Llegó por fin el ansiado momento; lujosos y antiquísimos tapices cubren las viejas paredes de la gótica capilla; cien cirios arden ya en el altar, su trémula llama va a reflejar en los pintados vidrios de las angostas ventanas, el pavimento se ve cubierto de odoríferas flores. El ancho recinto de la suntuosa capilla del Salvador no es bastante a contener la multitud de asistentes que deben presenciar el solemne desposorio. Alfonso y Elvira están de rodillas sobre un rico cojín de brocado: el padre Mauro revestido de los ornamentos sagrados, diera ya la bendición nupcial a los amantes; empero faltaba aun para completar la ceremonia, la misa y la comunión que debían recibir los desposados.

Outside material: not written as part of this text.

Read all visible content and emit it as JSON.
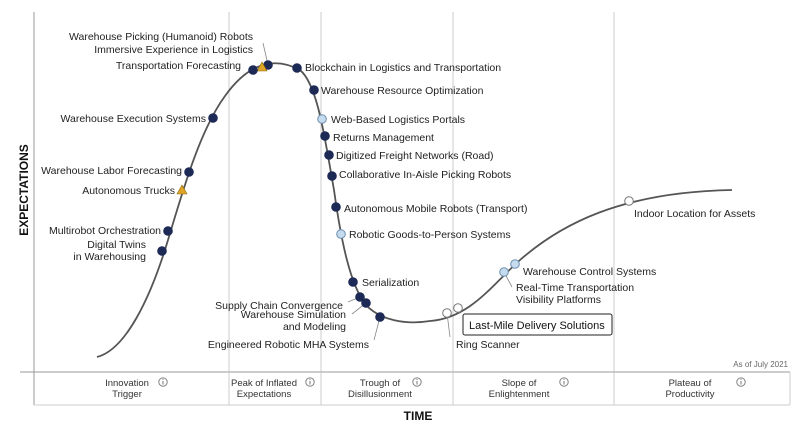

En este instante solemne la mano de Mauro estaba algún tanto trémula, su mirada era serena, más la ligera sonrisa que animó por un instante su tétrico semblante tenía un no sé qué de infernal. Elvira que en aquel momento alzara a él sus bellos ojos, no pudo soportar la diabólica expresión que animaba el macilento rostro del monje, y los bajó repentinamente.

Al otro día la gran campana del castillo convocaba con sus repetidos golpes a los vasallos de Gauzon, mas no era de fiesta su fúnebre clamoreo. La vieja capilla de Alfonso el Magno, estaba enlutada, más las flores con que se engalanara pocas horas antes aun no estaban marchitas. Ante el altar se veían tres féretros, circundados de gruesos cirios amarillos, los ocupaban los cadáveres de Alfonso, Elvira y el padre Mauro. Este había envenenado la hostia con que dijera misa, y las dos formas que sirvieran para la comunión de Alfonso y Elvira.

FUENTE:

Mellado, Francisco de Paula. Recuerdos de un viaje por España, Madrid, Establecimiento de Mellado,  1849, vol.1-2, capítulo IX, págs.110-113.

Edición. Pilar Vega Rodríguez.

NOTAS

[1] Algunas familias que llevan el de Peláez usan de las armas de la P coronada, aludiendo a su origen que hacen remontar al rey don Pelayo.